Weinrallye #50: Ein Déjà-vu

WeinrallyeHeute ist wieder Wein(blog)rallye-Tag, und nachlängerer Pause beschäftigen sich alle deutschsprachigen Genussblogger, die Lust dazu haben, mit dem Themenvorschlag von Iris: „Naturweine“.

Nachdem es keine klare Definition dieses Begriffes gibt, geht es laut Iris um alles, was ausgehend von chemiefreien Trauben aus ökologisch bearbeiteten Weinbergen dann auch im Keller möglichst ohne die möglichen (und üblichen …) hunderten von zugelassenen Zusatzstoffe auskommt.

Wie populär dieses Thema in einem kleinen Kreis mit ambitioniertem Weininteresse ist, zeigt nicht zuletzt die Tatsache, dass es beim Vinocamp Deutschland heuer eine eigene, gut besuchte Verkostung dazu gegeben hat, und dass die „Naturweine“ auch schon das Thema der 30. Etappe der Wein(blog)rallye waren.

In meinem damaligen Beitrag kann man nachlesen, warum ich von dem Begriff und den allermeisten dahinterstehenen Weinen nicht all zu viel halte. Und weil sich daran seit Februar 2010 nichts wesentliches geändert hat, gibt es diesmal auch keinen Rallyebeitrag von mir.

Eine Zusammenfassung der erschienenen Beiträge folgt wohl demnächst bei Iris (und der Link dazu wird hier nachgetragen).

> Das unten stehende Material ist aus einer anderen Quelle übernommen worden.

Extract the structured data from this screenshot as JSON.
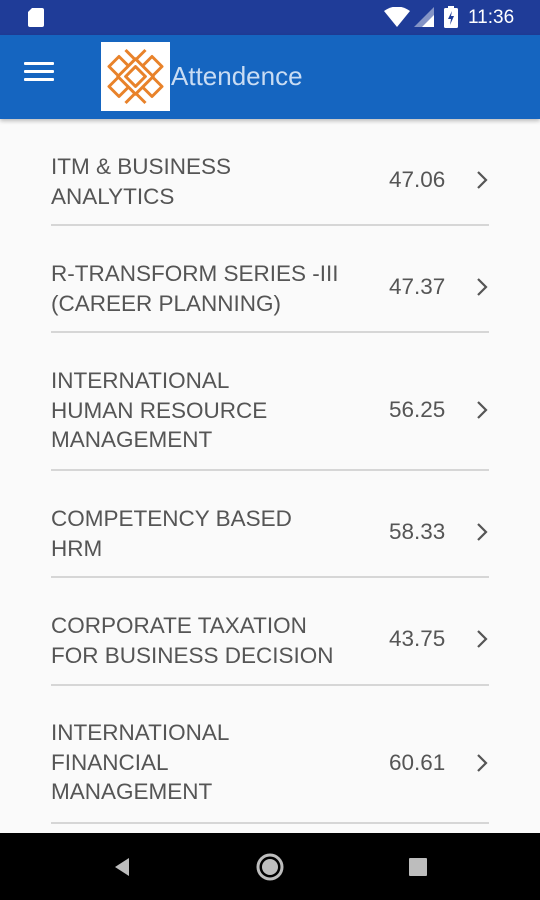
{
  "status_bar": {
    "time": "11:36"
  },
  "app_bar": {
    "title": "Attendence"
  },
  "subjects": [
    {
      "name": "ITM &  BUSINESS\nANALYTICS",
      "percentage": "47.06"
    },
    {
      "name": "R-TRANSFORM SERIES -III\n(CAREER PLANNING)",
      "percentage": "47.37"
    },
    {
      "name": "INTERNATIONAL\nHUMAN RESOURCE\nMANAGEMENT",
      "percentage": "56.25"
    },
    {
      "name": "COMPETENCY  BASED\nHRM",
      "percentage": "58.33"
    },
    {
      "name": "CORPORATE TAXATION\nFOR BUSINESS DECISION",
      "percentage": "43.75"
    },
    {
      "name": "INTERNATIONAL\nFINANCIAL\nMANAGEMENT",
      "percentage": "60.61"
    }
  ],
  "icons": {
    "menu": "menu-icon",
    "chevron": "chevron-right-icon",
    "back": "back-icon",
    "home": "home-icon",
    "recent": "recent-apps-icon"
  },
  "colors": {
    "status_bar": "#1f3c98",
    "app_bar": "#1565c0",
    "logo_orange": "#e8822a",
    "text": "#555555"
  }
}
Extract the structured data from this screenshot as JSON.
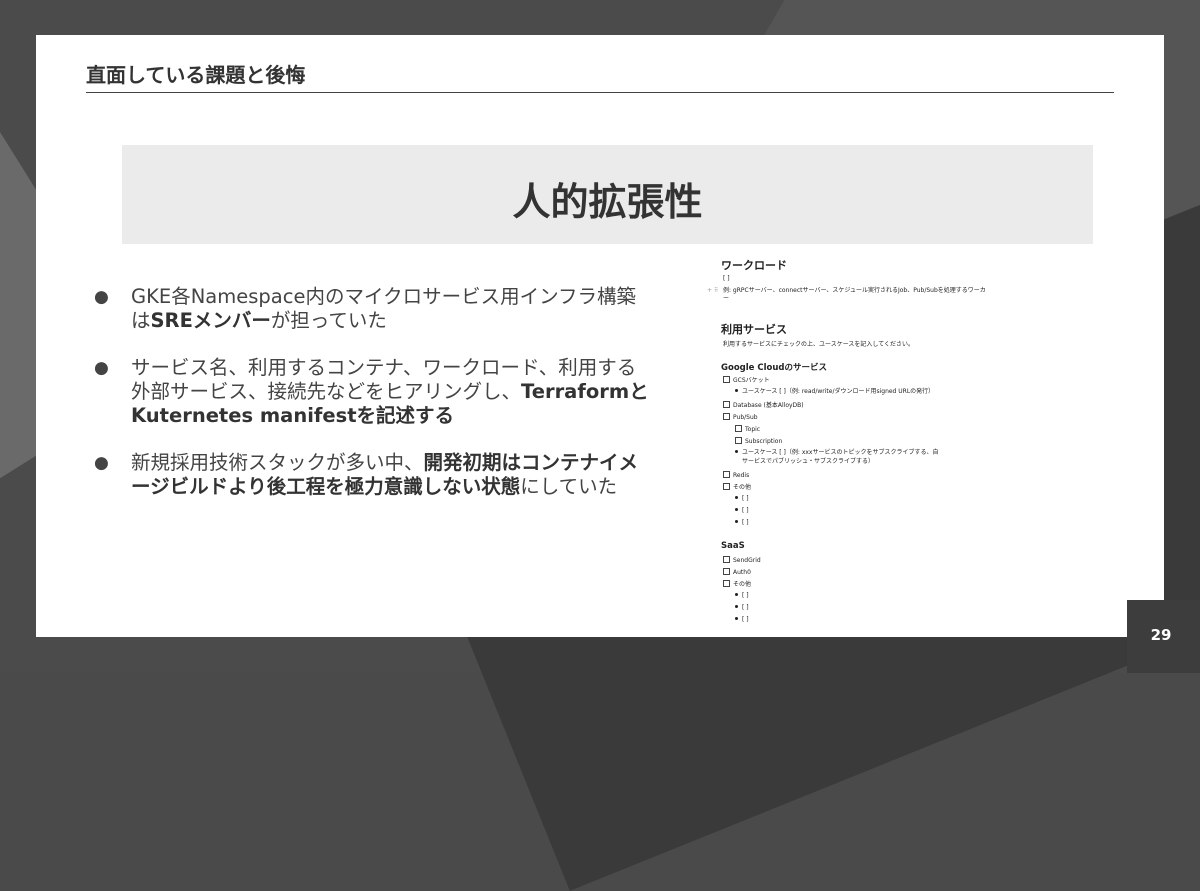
{
  "slide": {
    "title": "直面している課題と後悔",
    "banner": "人的拡張性",
    "page_number": "29"
  },
  "bullets": [
    {
      "parts": [
        {
          "text": "GKE各Namespace内のマイクロサービス用インフラ構築は",
          "bold": false
        },
        {
          "text": "SREメンバー",
          "bold": true
        },
        {
          "text": "が担っていた",
          "bold": false
        }
      ]
    },
    {
      "parts": [
        {
          "text": "サービス名、利用するコンテナ、ワークロード、利用する外部サービス、接続先などをヒアリングし、",
          "bold": false
        },
        {
          "text": "TerraformとKuternetes manifestを記述する",
          "bold": true
        }
      ]
    },
    {
      "parts": [
        {
          "text": "新規採用技術スタックが多い中、",
          "bold": false
        },
        {
          "text": "開発初期はコンテナイメージビルドより後工程を極力意識しない状態",
          "bold": true
        },
        {
          "text": "にしていた",
          "bold": false
        }
      ]
    }
  ],
  "doc": {
    "workload_heading": "ワークロード",
    "workload_bracket": "[                    ]",
    "workload_example": "例: gRPCサーバー、connectサーバー、スケジュール実行されるJob、Pub/Subを処理するワーカ",
    "workload_example_cont": "ー",
    "services_heading": "利用サービス",
    "services_note": "利用するサービスにチェックの上、ユースケースを記入してください。",
    "gcloud_heading": "Google Cloudのサービス",
    "gcs": "GCSバケット",
    "gcs_usecase": "ユースケース [                         ]（例: read/write/ダウンロード用signed URLの発行）",
    "database": "Database (基本AlloyDB)",
    "pubsub": "Pub/Sub",
    "topic": "Topic",
    "subscription": "Subscription",
    "pubsub_usecase": "ユースケース [                         ]（例: xxxサービスのトピックをサブスクライブする、自",
    "pubsub_usecase_cont": "サービスでパブリッシュ・サブスクライブする）",
    "redis": "Redis",
    "other1": "その他",
    "other_items1": [
      "[                    ]",
      "[                    ]",
      "[                    ]"
    ],
    "saas_heading": "SaaS",
    "sendgrid": "SendGrid",
    "auth0": "Auth0",
    "other2": "その他",
    "other_items2": [
      "[                    ]",
      "[                    ]",
      "[                    ]"
    ],
    "drag_handle": "+ ⠿"
  }
}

4 Gedanken zu „Weinrallye #50: Ein Déjà-vu“

  1. So sei es! Kirchlich ausgedrückt: Amen. „Seit Februar 2010 nichts wesentliches geändert“, darum zurück zu den alten Argumenten. Ich bin weder Biofreak, mache auch keinen Wein und ich bin nur beim Genuss auf Glaubensfragen wie Bio-, Natur- oder Konsorten-Wein angewiesen und da eher zur „traditionellen“ Linie neigend. Doch: „Wer Werte bewahren will, muss Veränderungen zulassen“, so oder ähnlich habe ich irgendwo gelesen. Weil ich etwas davon beherzigt habe, ist und war es mir schon vergönnt, neue, grossartige Erfahrungen zu machen, sicher auch arge Enttäuschungen mit dem weiten (schlechtdefinierten) Begriff Naturwein. Nicht viel anders, als mit „traditionellen“ Weinen. Vielleicht lohnt es sich doch einzulassen auf Veränderungen, auch wenn es nur gedanklich ist.
    Herzlich
    Peter Züllig

  2. Sehr geehrter Peter Züllig,

    irgendwie habe ich den Eindruck, dass sie mich bzw. meinen Beitrag ein wenig falsch verstanden haben. Ich bin mehr als bereit, mich „auf Veränderungen einzulassen“, um „Werte zu bewahren“. Aber ich schalte bei Veränderungen auch wenn sie moralisch, plausibel und von durchaus kompetent scheinender Seite kommen nicht mein Hirn und meine kritische Beobachtungsgabe aus.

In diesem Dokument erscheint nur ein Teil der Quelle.